Nginx, according to its configuration, correctly proxies this request elsewhere (it gets catched with location / rule).

There are several ways to get around that. If you have just a few prefixes used with non-relative paths, and nothing else is already using them, you may just proxy them as they are returned:

# (inside a "server" block, above "location /" rule)
    location /api/ {
        proxy_pass http://www.example.com/api/;
    }

Other way is to install a filter in the Nginx using a ngx_http_sub_module, which would alter served content, updating all URIs to the new base.

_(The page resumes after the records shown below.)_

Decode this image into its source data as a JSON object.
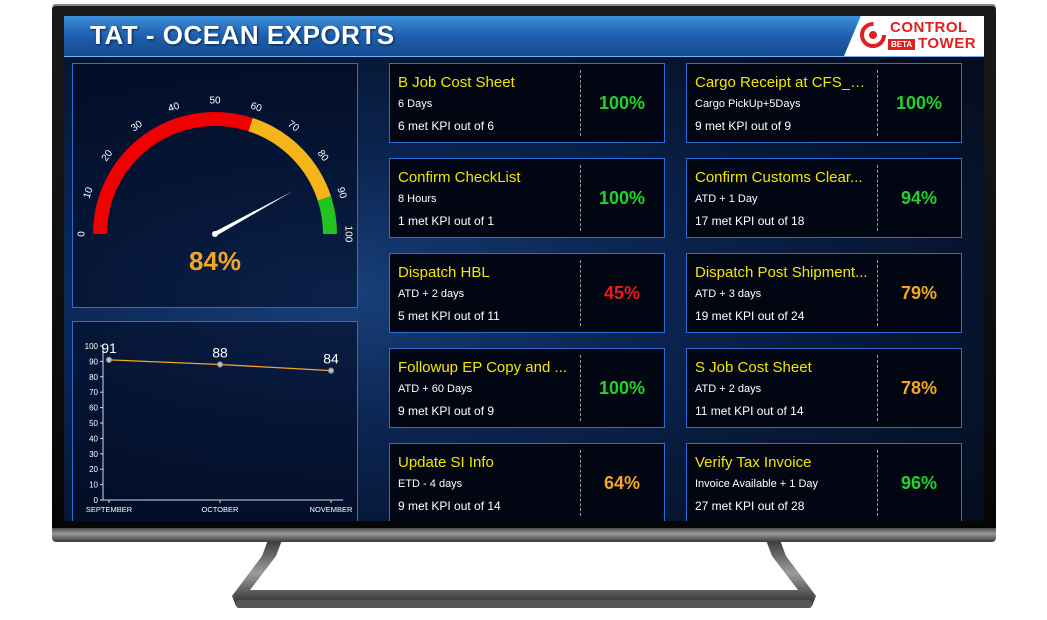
{
  "header": {
    "title": "TAT - OCEAN EXPORTS"
  },
  "logo": {
    "line1": "CONTROL",
    "line2": "TOWER",
    "badge": "BETA",
    "color": "#e02020"
  },
  "gauge": {
    "value": 84,
    "display": "84%",
    "ticks": [
      "0",
      "10",
      "20",
      "30",
      "40",
      "50",
      "60",
      "70",
      "80",
      "90",
      "100"
    ],
    "bands": [
      {
        "from": 0,
        "to": 60,
        "color": "#f00000"
      },
      {
        "from": 60,
        "to": 90,
        "color": "#f4b41a"
      },
      {
        "from": 90,
        "to": 100,
        "color": "#22c322"
      }
    ]
  },
  "chart_data": {
    "type": "line",
    "categories": [
      "SEPTEMBER",
      "OCTOBER",
      "NOVEMBER"
    ],
    "values": [
      91,
      88,
      84
    ],
    "data_labels": [
      "91",
      "88",
      "84"
    ],
    "y_ticks": [
      "0",
      "10",
      "20",
      "30",
      "40",
      "50",
      "60",
      "70",
      "80",
      "90",
      "100"
    ],
    "ylim": [
      0,
      100
    ],
    "line_color": "#f4a623",
    "grid": false
  },
  "status_colors": {
    "green": "#22d32a",
    "orange": "#f4a623",
    "red": "#f01a1a"
  },
  "cards": [
    {
      "title": "B Job Cost Sheet",
      "sub": "6 Days",
      "kpi": "6 met KPI out of 6",
      "pct": "100%",
      "status": "green"
    },
    {
      "title": "Cargo Receipt at CFS_C...",
      "sub": "Cargo PickUp+5Days",
      "kpi": "9 met KPI out of 9",
      "pct": "100%",
      "status": "green"
    },
    {
      "title": "Confirm CheckList",
      "sub": "8 Hours",
      "kpi": "1 met KPI out of 1",
      "pct": "100%",
      "status": "green"
    },
    {
      "title": "Confirm Customs Clear...",
      "sub": "ATD + 1 Day",
      "kpi": "17 met KPI out of 18",
      "pct": "94%",
      "status": "green"
    },
    {
      "title": "Dispatch HBL",
      "sub": "ATD + 2 days",
      "kpi": "5 met KPI out of 11",
      "pct": "45%",
      "status": "red"
    },
    {
      "title": "Dispatch Post Shipment...",
      "sub": "ATD + 3 days",
      "kpi": "19 met KPI out of 24",
      "pct": "79%",
      "status": "orange"
    },
    {
      "title": "Followup EP Copy and ...",
      "sub": "ATD + 60 Days",
      "kpi": "9 met KPI out of 9",
      "pct": "100%",
      "status": "green"
    },
    {
      "title": "S Job Cost Sheet",
      "sub": "ATD + 2 days",
      "kpi": "11 met KPI out of 14",
      "pct": "78%",
      "status": "orange"
    },
    {
      "title": "Update SI Info",
      "sub": "ETD - 4 days",
      "kpi": "9 met KPI out of 14",
      "pct": "64%",
      "status": "orange"
    },
    {
      "title": "Verify Tax Invoice",
      "sub": "Invoice Available + 1 Day",
      "kpi": "27 met KPI out of 28",
      "pct": "96%",
      "status": "green"
    }
  ]
}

Please, bear in mind, there can't be a completely bulletproof way to do this. Links may appear not only in text-based HTML, CSS and JS files, but also in proprietary binary files. And we don't know a priori what links they may contain to proxy them preventively. In the recent past an Adobe Flash was an example of such binary format. Nobody knows what gets invented in the future to expose the same problem.